Partijen zijn het eens: meer bescherming van kritieke infrastructuur

dinsdag, 21 oktober 2025 (15:01) - Maritiemland.nl

In dit artikel:

Op 16 oktober bespraken kandidaat-Kamerleden tijdens het Groot Maritiem Verkiezingsdebat onder leiding van Donatello Piras de toekomst van de Nederlandse maritieme sector. Vertegenwoordigers van VVD, BBB, GroenLinks/PvdA, CDA, D66, SGP en Volt gingen in op drie stellingen die innovatie, energietransitie, bescherming van de Noordzee en internationale concurrentie raken.

Eerste stelling: behoud van de maritieme toppositie vergt overheidsstimulans voor innovatie en energietransitie. Partijen erkenden dat vervoer over water relatief zuinig is en dat investeringen in onderhoud en infrastructuur essentieel blijven. Onenigheid ontstond vooral over wie daarvoor moet betalen; meerdere partijen gaven geen concreet antwoord. GroenLinks-PvdA en Volt wezen erop dat er harde keuzes nodig zijn en suggereerden dat minder weg-investeringen ten gunste van binnenvaart- en haveninfrastructuur mogelijk een oplossing is. VVD benadrukte dat sommige energievraagstukken op Europees niveau moeten worden aangepakt, terwijl het CDA pleitte voor een vervolg op de Sectoragenda Maritieme Maakindustrie, met duidelijke wensen vanuit de sector zelf.

Tweede stelling: voor realisatie van ambities op de Noordzee zijn wind op zee en bescherming van kritieke infrastructuur noodzakelijk. De deelnemers waren het er grotendeels over eens dat de Noordzee ruimtelijk beperkt en versnipperd is en dat onderzeese kabels en andere vitale systemen beter beschermd moeten worden. Waar VVD bescherming van kritische infrastructuur prioriteerde boven extra windparken, stelde GroenLinks-PvdA dat windparken juist deel uitmaken van die cruciale infrastructuur. BBB riep op het Programma Bescherming Noordzee Infrastructuur serieuzer te nemen; Volt benadrukte dat buitenlandse investeringen in Nederlandse offshore-vindprojecten samenwerking met andere landen noodzakelijk maken.
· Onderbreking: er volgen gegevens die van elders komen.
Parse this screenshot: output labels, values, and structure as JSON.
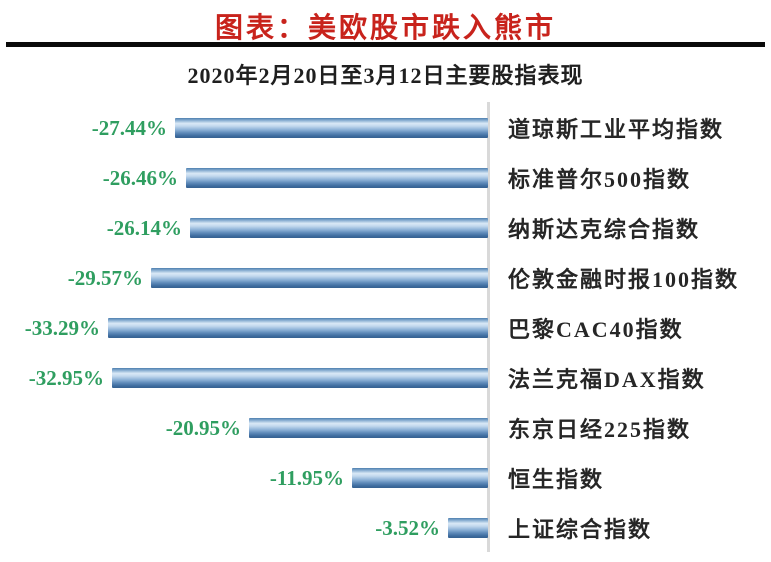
{
  "page": {
    "title": "图表：美欧股市跌入熊市",
    "subtitle": "2020年2月20日至3月12日主要股指表现"
  },
  "colors": {
    "title_red": "#c8231c",
    "value_green": "#2f9e60",
    "bar_blue_main": "#4f81bd",
    "bar_blue_light": "#d9e8f6",
    "bar_blue_dark": "#35618f",
    "axis_gray": "#d9d9d9",
    "text_black": "#1f1f1f"
  },
  "chart_data": {
    "type": "bar",
    "orientation": "horizontal",
    "title": "2020年2月20日至3月12日主要股指表现",
    "categories": [
      "道琼斯工业平均指数",
      "标准普尔500指数",
      "纳斯达克综合指数",
      "伦敦金融时报100指数",
      "巴黎CAC40指数",
      "法兰克福DAX指数",
      "东京日经225指数",
      "恒生指数",
      "上证综合指数"
    ],
    "values": [
      -27.44,
      -26.46,
      -26.14,
      -29.57,
      -33.29,
      -32.95,
      -20.95,
      -11.95,
      -3.52
    ],
    "value_labels": [
      "-27.44%",
      "-26.46%",
      "-26.14%",
      "-29.57%",
      "-33.29%",
      "-32.95%",
      "-20.95%",
      "-11.95%",
      "-3.52%"
    ],
    "xlim": [
      -40,
      0
    ],
    "grid": false,
    "legend": "none",
    "value_label_position": "left-of-bar",
    "category_label_position": "right-of-axis",
    "bar_style": "blue-gradient-cylinder"
  }
}
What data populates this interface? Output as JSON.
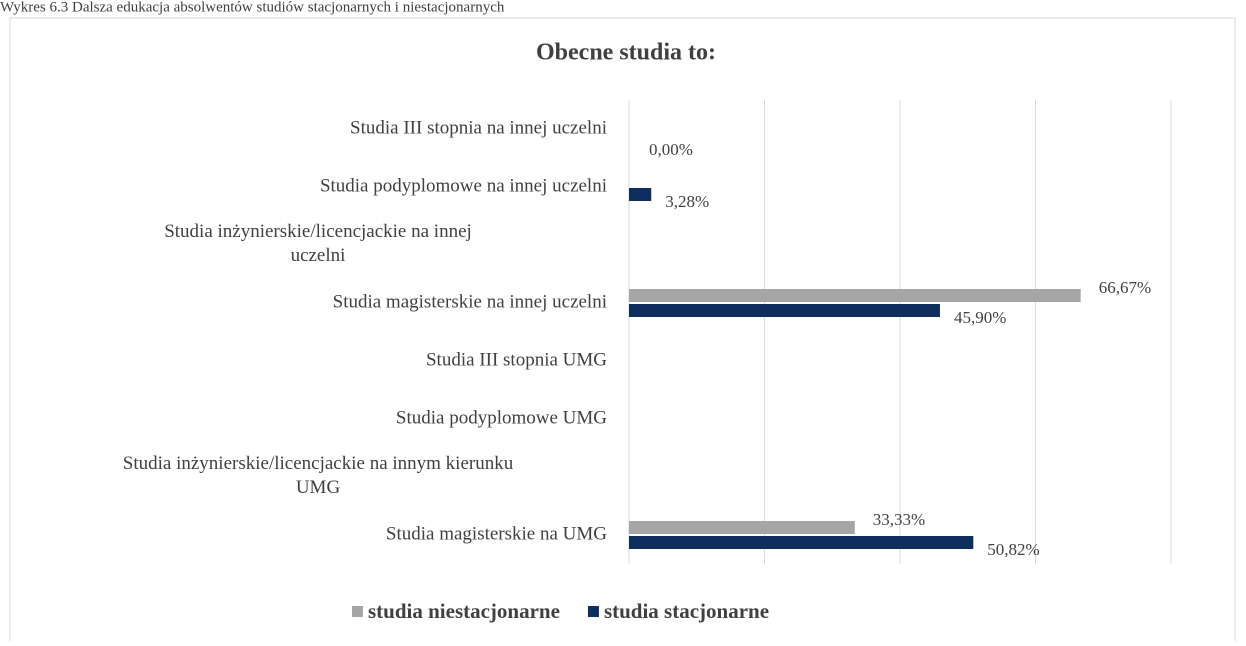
{
  "caption": "Wykres 6.3 Dalsza edukacja absolwentów studiów stacjonarnych i niestacjonarnych",
  "chart_data": {
    "type": "barh",
    "title": "Obecne studia to:",
    "categories": [
      "Studia III stopnia na innej uczelni",
      "Studia podyplomowe na innej uczelni",
      "Studia inżynierskie/licencjackie na innej uczelni",
      "Studia magisterskie na innej uczelni",
      "Studia III stopnia UMG",
      "Studia podyplomowe UMG",
      "Studia inżynierskie/licencjackie na innym kierunku UMG",
      "Studia magisterskie na UMG"
    ],
    "series": [
      {
        "name": "studia niestacjonarne",
        "color": "#a6a6a6",
        "values": [
          null,
          0,
          null,
          66.67,
          null,
          null,
          null,
          33.33
        ],
        "value_labels": [
          null,
          "0,00%",
          null,
          "66,67%",
          null,
          null,
          null,
          "33,33%"
        ]
      },
      {
        "name": "studia stacjonarne",
        "color": "#0e2f5e",
        "values": [
          null,
          3.28,
          null,
          45.9,
          null,
          null,
          null,
          50.82
        ],
        "value_labels": [
          null,
          "3,28%",
          null,
          "45,90%",
          null,
          null,
          null,
          "50,82%"
        ]
      }
    ],
    "xlim": [
      0,
      80
    ],
    "xticks": [
      0,
      20,
      40,
      60,
      80
    ],
    "grid": true,
    "legend": "bottom"
  }
}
D66 stelde dat zowel wind op zee als kernenergie nodig zijn om leveringsafhankelijkheid van bijvoorbeeld de VS te verminderen.

Derde stelling: een globaal gelijk speelveld gaat boven Europese en Nederlandse regelgeving. Met circa 60% van de omzet afkomstig uit export ligt de maritieme maakindustrie gevoelig voor geopolitieke schommelingen. VVD, BBB en SGP onderschreven de stelling, GroenLinks-PvdA en Volt wezen ‘m af, en CDA en D66 namen een meer genuanceerde positie in. Discussiepunten waren concurrentiekracht, strategische autonomie en de praktische haalbaarheid van gecoördineerde internationale afspraken; D66 pleitte onder meer voor nieuwe handelsverdragen (bijv. met India) en de SGP waarschuwde tegen regulering die bedrijven uit Nederland zou doen vertrekken.

Het debat werd afgesloten door Marja van Bijsterveldt, gezant voor de maritieme maakindustrie, die adviseerde niet te veel te focussen op een wereldwijd gelijk speelveld maar te investeren in koploperprojecten uit de Sectoragenda Maritieme Maakindustrie als praktisch aanvalsplan. Deelnemers waren Suzanne Kröger (GroenLinks-PvdA), Ruud Verkuijlen (VVD), Henk Jumelet (CDA), Jan Paternotte (D66), Robert Tieman (BBB), Roel Yska (Volt) en Hans Tanis (SGP). Het debat is georganiseerd door NMT-IRO, KNVR, de Vereniging van Waterbouwers en Koninklijke Binnenvaart Nederland.